A standout track on the album is ‘Heart Tattoo’, which Livia Rita has described as a “queer love spell”. The singer’s vocals particularly stand out here, and the song features one of the album’s more melodic tunes. “Baby, I want you tattooed on my heart”, Rita repeats at the height of the song—the culmination of an ascent that is as beautiful as it is surprising. It’s as if we’re being told that regardless of what the future holds, love will be at its centre. There are parts of this song that are familiar, like the arms of something you know and love, among an otherwise foreign, futuristic sonic landscape. It’s such a gem.


Rita infuses the next track, ‘Sunscar’, with a little jazzy twist. Their vocals here remind me a little bit of Mitski’s ‘Liquid Smooth’, the kind of voice that is both sly and desperate, the kind that implores you to listen. Its chorus is grand—much like its subject, the sun—and here, Rita pleads with us to help the sun and the natural world. I wouldn’t normally associate electronic music with climate activism, but it’s such a striking choice; there are no sounds of nature in this album. The songs are beautiful but speak often of emptiness; in ‘Fantasy’, a slow, creeping song, Rita sings about “emptiness filled with feelings”. Instead of reminding us of what’s left, we’re reminded of what the future might look like without the earth as we know it. Fuga Futura is the safe world that Livia Rita has created, but the fact that it is so devoid of the actual nature it advocates for casts a telling shadow over the music. This realism forces us to face the world as what it could become, instead of focusing on our own lifetimes.


“I wanted to climb Himalaya / but with you I was happy on a hill,” Rita sings on ‘Dead Angel’, a song that I’ll be thinking about for a while. The opening instrumental of the song sounds like a void, or a computer error, or just something gone wrong; the rest of it aptly catalogues the empty landscape of a heart after being broken. “Dead Angel” happens to be the longest track on Fuga Futura, and the space it’s been given is well-deserved. I love the way it details not only the pain, but the recovery from it. “The wind is playing with my hair”, Rita sings. “It’s my new lover for now.” For all the pained lovers in the world, the earth still remains.

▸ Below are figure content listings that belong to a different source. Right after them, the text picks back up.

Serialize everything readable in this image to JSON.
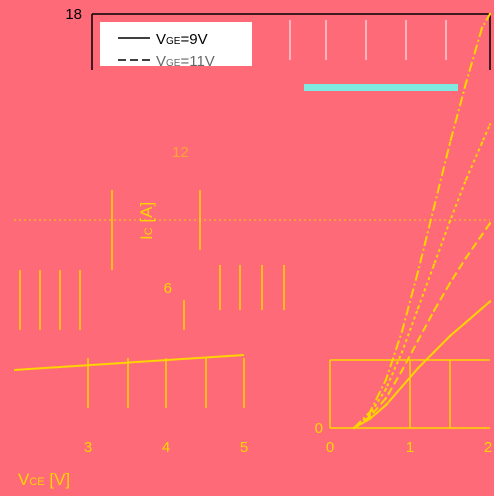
{
  "chart_data": {
    "type": "line",
    "title": "",
    "xlabel": "VCE [V]",
    "xlabel_parts": {
      "main": "V",
      "sub": "CE",
      "unit": " [V]"
    },
    "ylabel": "IC [A]",
    "ylabel_parts": {
      "main": "I",
      "sub": "C",
      "unit": " [A]"
    },
    "x_ticks": [
      "3",
      "4",
      "5",
      "0",
      "1",
      "2"
    ],
    "y_ticks": [
      "18",
      "12",
      "6",
      "0"
    ],
    "xlim": [
      0,
      2
    ],
    "ylim": [
      0,
      18
    ],
    "legend_position": "top-left",
    "colors": {
      "background": "#ff6a78",
      "axis": "#ffd400",
      "grid": "#ffd400",
      "legend_bg": "#ffffff",
      "legend_band": "#7fe8e0",
      "series": "#ffd400"
    },
    "legend": [
      {
        "prefix": "V",
        "sub": "GE",
        "suffix": "=9V"
      },
      {
        "prefix": "V",
        "sub": "GE",
        "suffix": "=11V"
      }
    ],
    "series": [
      {
        "name": "VGE=9V",
        "x": [
          0.3,
          0.5,
          0.7,
          0.9,
          1.1,
          1.3,
          1.5,
          1.7,
          1.9,
          2.0
        ],
        "y": [
          0,
          0.4,
          1.0,
          1.8,
          2.6,
          3.3,
          4.0,
          4.6,
          5.2,
          5.5
        ]
      },
      {
        "name": "VGE=11V",
        "x": [
          0.3,
          0.5,
          0.7,
          0.9,
          1.1,
          1.3,
          1.5,
          1.7,
          1.9,
          2.0
        ],
        "y": [
          0,
          0.5,
          1.3,
          2.5,
          3.8,
          5.1,
          6.3,
          7.4,
          8.4,
          8.9
        ]
      },
      {
        "x": [
          0.3,
          0.5,
          0.7,
          0.9,
          1.1,
          1.3,
          1.5,
          1.7,
          1.9,
          2.0
        ],
        "y": [
          0,
          0.6,
          1.7,
          3.3,
          5.2,
          7.1,
          9.0,
          10.8,
          12.4,
          13.2
        ]
      },
      {
        "x": [
          0.3,
          0.5,
          0.7,
          0.9,
          1.1,
          1.3,
          1.5,
          1.7,
          1.9,
          2.0
        ],
        "y": [
          0,
          0.7,
          2.1,
          4.2,
          6.8,
          9.6,
          12.4,
          15.0,
          17.4,
          18.0
        ]
      }
    ]
  }
}
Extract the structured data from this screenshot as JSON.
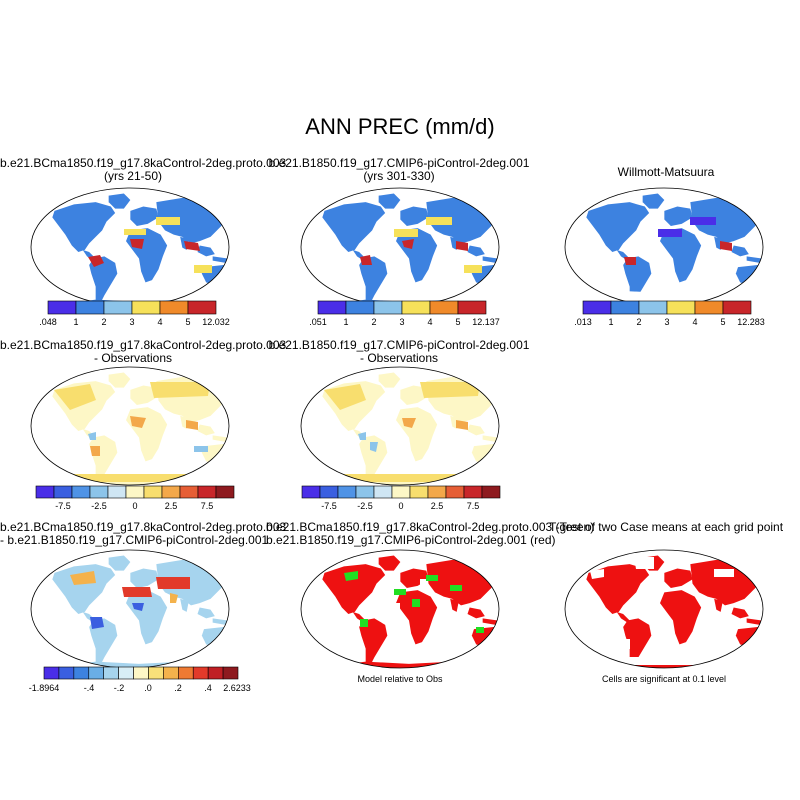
{
  "title": "ANN PREC (mm/d)",
  "panels": {
    "p1": {
      "line1": "b.e21.BCma1850.f19_g17.8kaControl-2deg.proto.003",
      "line2": "(yrs 21-50)",
      "colorbar": {
        "min_label": ".048",
        "max_label": "12.032",
        "ticks": [
          "1",
          "2",
          "3",
          "4",
          "5"
        ]
      }
    },
    "p2": {
      "line1": "b.e21.B1850.f19_g17.CMIP6-piControl-2deg.001",
      "line2": "(yrs 301-330)",
      "colorbar": {
        "min_label": ".051",
        "max_label": "12.137",
        "ticks": [
          "1",
          "2",
          "3",
          "4",
          "5"
        ]
      }
    },
    "p3": {
      "line1": "Willmott-Matsuura",
      "colorbar": {
        "min_label": ".013",
        "max_label": "12.283",
        "ticks": [
          "1",
          "2",
          "3",
          "4",
          "5"
        ]
      }
    },
    "p4": {
      "line1": "b.e21.BCma1850.f19_g17.8kaControl-2deg.proto.003",
      "line2": "- Observations",
      "colorbar": {
        "ticks": [
          "-7.5",
          "-2.5",
          "0",
          "2.5",
          "7.5"
        ]
      }
    },
    "p5": {
      "line1": "b.e21.B1850.f19_g17.CMIP6-piControl-2deg.001",
      "line2": "- Observations",
      "colorbar": {
        "ticks": [
          "-7.5",
          "-2.5",
          "0",
          "2.5",
          "7.5"
        ]
      }
    },
    "p6": {
      "line1": "b.e21.BCma1850.f19_g17.8kaControl-2deg.proto.003",
      "line2": "- b.e21.B1850.f19_g17.CMIP6-piControl-2deg.001",
      "colorbar": {
        "min_label": "-1.8964",
        "max_label": "2.6233",
        "ticks": [
          "-.4",
          "-.2",
          ".0",
          ".2",
          ".4"
        ]
      }
    },
    "p7": {
      "line1": "b.e21.BCma1850.f19_g17.8kaControl-2deg.proto.003 (green)",
      "line2": "b.e21.B1850.f19_g17.CMIP6-piControl-2deg.001 (red)",
      "note": "Model relative to Obs"
    },
    "p8": {
      "line1": "T-Test of two Case means at each grid point",
      "note": "Cells are significant at 0.1 level"
    }
  },
  "colors": {
    "abs_scale": [
      "#4a2ee8",
      "#3d82e0",
      "#8cc4ea",
      "#f6e15a",
      "#f08a2a",
      "#c8262a"
    ],
    "diff_scale": [
      "#4a2ee8",
      "#3a5fe0",
      "#4f93e6",
      "#8cc4ea",
      "#cfe6f4",
      "#fdf7c6",
      "#f8de6e",
      "#f3a84a",
      "#e65e35",
      "#c8262a",
      "#8e1a1f"
    ],
    "ratio_scale": [
      "#4a2ee8",
      "#3a5fe0",
      "#3d82e0",
      "#6aaee6",
      "#a6d4ee",
      "#d8eef6",
      "#fdf7c6",
      "#f8e07a",
      "#f4b24c",
      "#ef7a33",
      "#e23a2a",
      "#c01f24",
      "#8e1a1f"
    ],
    "sig_green": "#22dd22",
    "sig_red": "#ee1111"
  }
}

The album’s title track is an intriguing one. It transcends the boundaries of time: “I want to feel you, who we are, here, now, young in old times/Appetite of beating hearts, and passing lives and blinking eyes”. It’s by far the most hopeful song on the album, and hope is the perfect place to end on. Much like the opening song, it blooms. It is not just reaching for the future. It’s inviting you to come along, too.


Livia Rita sells game cards on their website, each card relating to one of their songs. It’s interesting to think about how this makes this future—the mystical realm of Fuga Futura—feel more tangible and real. We might think of how cards are often traded or shared and how these cards are inviting us to participate in those communal gestures. At the core of all their projects, I think, is community. We are better people because of our friends and family and partners, and everything in the world that there is to love. “Bodies go where minds can go”, Livia Rita sings on the title track. The future is fuzzy, reachable at the moment only through predictions and dreams. But if we keep looking, that future world might appear. Livia Rita’s work seems to tell us to enter into what is empty to make it full of only the things we love, and which love us in return.